在Python中解压嵌套的zip文件

Question

在Python中解压嵌套的zip文件

pythonzip

14

我正在寻找一种在Python中解压嵌套的zip文件的方法。例如，考虑以下结构（为方便起见，使用虚构名称）：

文件夹
- ZipfileA.zip
  - ZipfileA1.zip
  - ZipfileA2.zip
- ZipfileB.zip
  - ZipfileB1.zip
  - ZipfileB2.zip

......等等。我试图访问第二个zip文件中包含的文本文件。我绝对不想提取所有内容，因为数量巨大会使计算机崩溃（第一层有几百个zip文件，第二层每个zip文件都有近10,000个zip文件）。

我一直在尝试使用 'zipfile' 模块-我能够打开第一层的zip文件。例如：

zipfile_obj = zipfile.ZipFile("/Folder/ZipfileA.zip")
next_layer_zip = zipfile_obj.open("ZipfileA1.zip")

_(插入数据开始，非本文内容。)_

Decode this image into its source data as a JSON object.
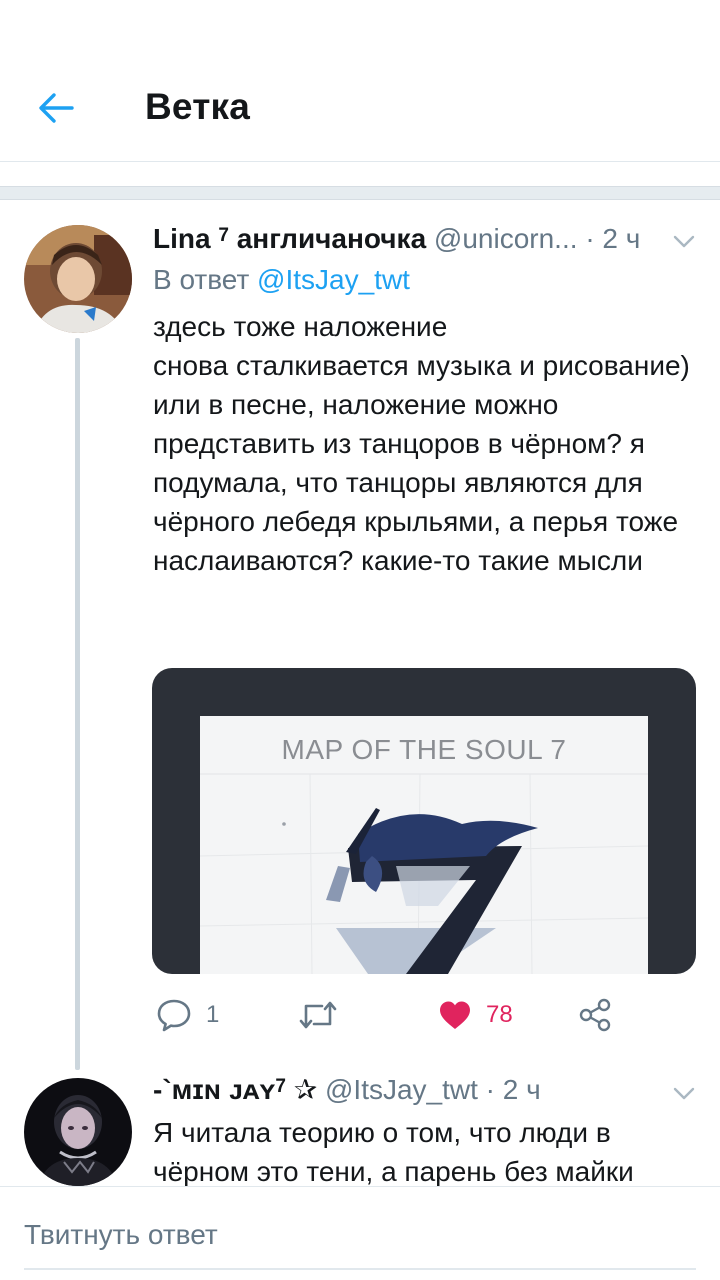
{
  "header": {
    "title": "Ветка",
    "back_icon": "arrow-left-icon"
  },
  "tweets": [
    {
      "name": "Lina",
      "name_sup": "7",
      "name_rest": "англичаночка",
      "handle": "@unicorn...",
      "dot": "·",
      "time": "2 ч",
      "reply_prefix": "В ответ",
      "reply_mention": "@ItsJay_twt",
      "text": "здесь тоже наложение\nснова сталкивается музыка и рисование)\nили в песне, наложение можно представить из танцоров в чёрном? я подумала, что танцоры являются для чёрного лебедя крыльями, а перья тоже наслаиваются? какие-то такие мысли",
      "media": {
        "album_title": "MAP OF THE SOUL 7"
      },
      "actions": {
        "reply_count": "1",
        "retweet_count": "",
        "like_count": "78"
      }
    },
    {
      "name": "-`ᴍɪɴ ᴊᴀʏ",
      "name_sup": "7",
      "name_rest": "✰",
      "handle": "@ItsJay_twt",
      "dot": "·",
      "time": "2 ч",
      "text": "Я читала теорию о том, что люди в чёрном это тени, а парень без майки"
    }
  ],
  "compose": {
    "placeholder": "Твитнуть ответ"
  },
  "colors": {
    "accent": "#1da1f2",
    "like": "#e0245e",
    "muted": "#657786",
    "text": "#14171a",
    "divider": "#e1e8ed"
  }
}
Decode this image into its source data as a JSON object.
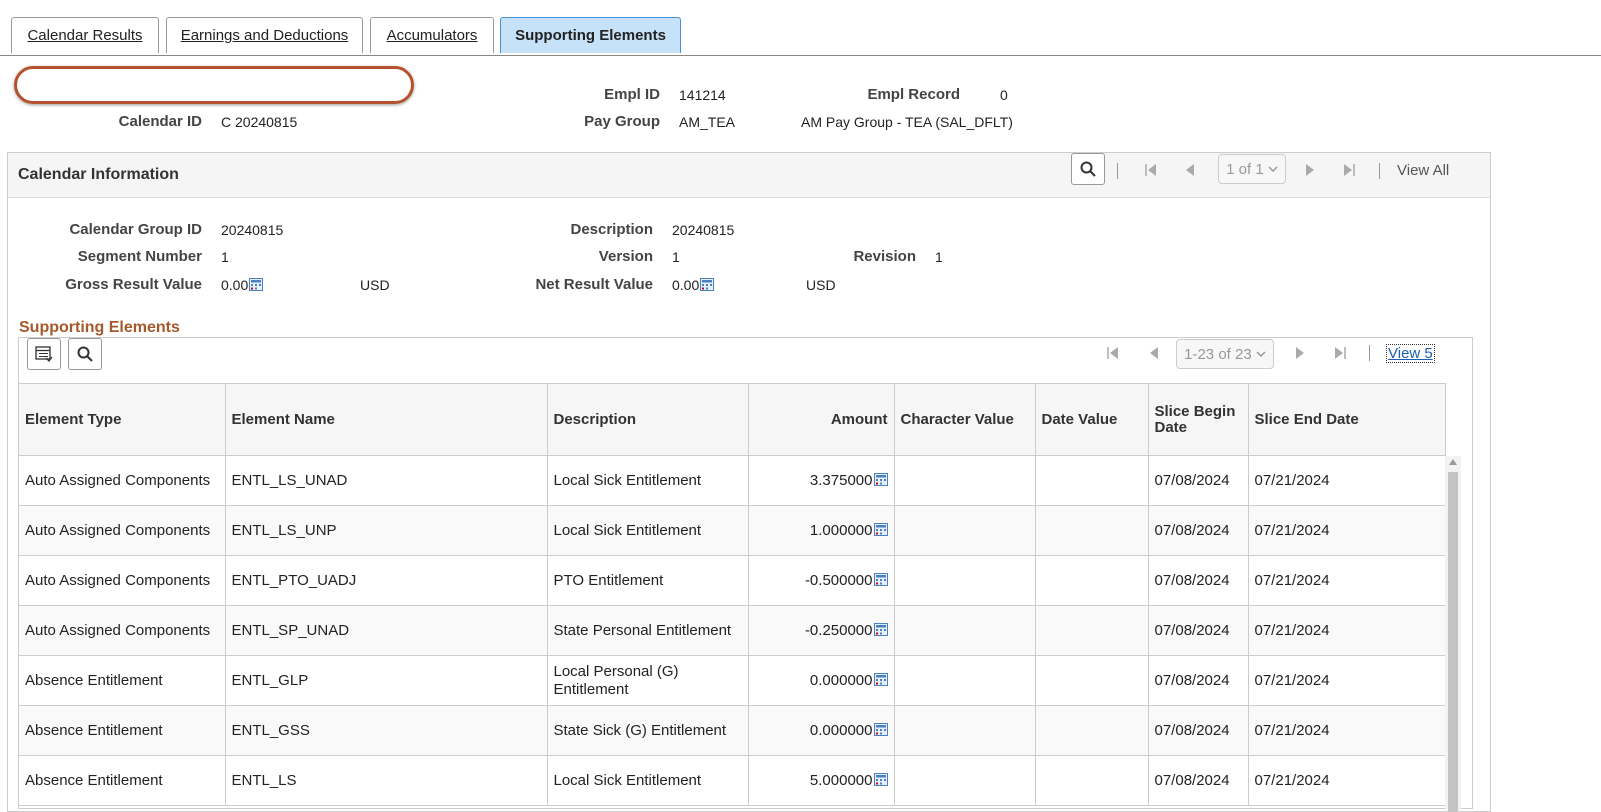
{
  "tabs": [
    {
      "label": "Calendar Results"
    },
    {
      "label": "Earnings and Deductions"
    },
    {
      "label": "Accumulators"
    },
    {
      "label": "Supporting Elements"
    }
  ],
  "header": {
    "empl_id_label": "Empl ID",
    "empl_id": "141214",
    "empl_record_label": "Empl Record",
    "empl_record": "0",
    "calendar_id_label": "Calendar ID",
    "calendar_id": "C 20240815",
    "pay_group_label": "Pay Group",
    "pay_group": "AM_TEA",
    "pay_group_desc": "AM Pay Group - TEA (SAL_DFLT)"
  },
  "calendar_info": {
    "title": "Calendar Information",
    "pager": "1 of 1",
    "view_all": "View All",
    "calendar_group_id_label": "Calendar Group ID",
    "calendar_group_id": "20240815",
    "description_label": "Description",
    "description": "20240815",
    "segment_number_label": "Segment Number",
    "segment_number": "1",
    "version_label": "Version",
    "version": "1",
    "revision_label": "Revision",
    "revision": "1",
    "gross_label": "Gross Result Value",
    "gross_value": "0.00",
    "gross_currency": "USD",
    "net_label": "Net Result Value",
    "net_value": "0.00",
    "net_currency": "USD"
  },
  "supporting": {
    "title": "Supporting Elements",
    "pager": "1-23 of 23",
    "view_link": "View 5",
    "columns": [
      "Element Type",
      "Element Name",
      "Description",
      "Amount",
      "Character Value",
      "Date Value",
      "Slice Begin Date",
      "Slice End Date"
    ],
    "rows": [
      {
        "type": "Auto Assigned Components",
        "name": "ENTL_LS_UNAD",
        "desc": "Local Sick Entitlement",
        "amount": "3.375000",
        "char": "",
        "date": "",
        "begin": "07/08/2024",
        "end": "07/21/2024"
      },
      {
        "type": "Auto Assigned Components",
        "name": "ENTL_LS_UNP",
        "desc": "Local Sick Entitlement",
        "amount": "1.000000",
        "char": "",
        "date": "",
        "begin": "07/08/2024",
        "end": "07/21/2024"
      },
      {
        "type": "Auto Assigned Components",
        "name": "ENTL_PTO_UADJ",
        "desc": "PTO Entitlement",
        "amount": "-0.500000",
        "char": "",
        "date": "",
        "begin": "07/08/2024",
        "end": "07/21/2024"
      },
      {
        "type": "Auto Assigned Components",
        "name": "ENTL_SP_UNAD",
        "desc": "State Personal Entitlement",
        "amount": "-0.250000",
        "char": "",
        "date": "",
        "begin": "07/08/2024",
        "end": "07/21/2024"
      },
      {
        "type": "Absence Entitlement",
        "name": "ENTL_GLP",
        "desc": "Local Personal (G) Entitlement",
        "amount": "0.000000",
        "char": "",
        "date": "",
        "begin": "07/08/2024",
        "end": "07/21/2024"
      },
      {
        "type": "Absence Entitlement",
        "name": "ENTL_GSS",
        "desc": "State Sick (G) Entitlement",
        "amount": "0.000000",
        "char": "",
        "date": "",
        "begin": "07/08/2024",
        "end": "07/21/2024"
      },
      {
        "type": "Absence Entitlement",
        "name": "ENTL_LS",
        "desc": "Local Sick Entitlement",
        "amount": "5.000000",
        "char": "",
        "date": "",
        "begin": "07/08/2024",
        "end": "07/21/2024"
      }
    ]
  }
}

然而，这会返回一个 "ZipExtFile" 实例（不是文件或 zip 文件实例） - 我无法继续打开这种特定的数据类型。所以我做不到这一点：

data = next_layer_zip.open(data.txt)

然而我可以通过以下方式“读取”这个zip文件：

next_layer_zip.read()

但是这完全没有用！（即只能读取压缩数据/乱码）。

有人有任何想法吗（不使用 ZipFile.extract）？

我找到了这个 http://pypi.python.org/pypi/zip_open/ - 它看起来正好符合我的要求，但它对我来说似乎无法工作（对于我正在尝试处理的文件，使用该模块仍然出现“[Errno 2] No such file or directory:”错误）。

非常感谢任何想法！提前致谢。

- djmac

7个回答

8

我使用的是Python 3.7.3版本。

import zipfile
import io
with zipfile.ZipFile('all.zip') as z:
    with z.open('nested.zip') as z2:
        z2_filedata =  io.BytesIO(z2.read())
        with zipfile.ZipFile(z2_filedata) as nested_zip:
            print( nested_zip.open('readme.md').read())

- yutaka Kajiwara

8

对于那些正在寻求一种可以提取嵌套的zip文件（无论嵌套多少级）并清理原始zip文件的函数的人：

import zipfile, re, os

def extract_nested_zip(zippedFile, toFolder):
    """ Unzip a zip file and its contents, including nested zip files
        Delete the zip file(s) after extraction
    """
    with zipfile.ZipFile(zippedFile, 'r') as zfile:
        zfile.extractall(path=toFolder)
    os.remove(zippedFile)
    for root, dirs, files in os.walk(toFolder):
        for filename in files:
            if re.search(r'\.zip$', filename):
                fileSpec = os.path.join(root, filename)
                extract_nested_zip(fileSpec, root)

- ronnydw

我遇到了一个问题，即 os.remove 调用导致错误： [WinError 32] 进程无法访问文件，因为另一个进程正在使用它: 'zipfile.zip'将调用移动到循环后的 os.remove ，并且只在递归调用中调用它，解决了我的问题。 - Izaak Cornelis

7

很遗憾，解压zip文件需要随机访问存档，并且ZipFile方法（更不用说DEFLATE算法本身）只提供流。因此，无法在不提取它们的情况下解压嵌套的zip文件。

- Ignacio Vazquez-Abrams

6

这里是我想出来的一个函数。

def extract_nested_zipfile(path, parent_zip=None):
    """Returns a ZipFile specified by path, even if the path contains
    intermediary ZipFiles.  For example, /root/gparent.zip/parent.zip/child.zip
    will return a ZipFile that represents child.zip
    """

    def extract_inner_zipfile(parent_zip, child_zip_path):
        """Returns a ZipFile specified by child_zip_path that exists inside
        parent_zip.
        """
        memory_zip = StringIO()
        memory_zip.write(parent_zip.open(child_zip_path).read())
        return zipfile.ZipFile(memory_zip)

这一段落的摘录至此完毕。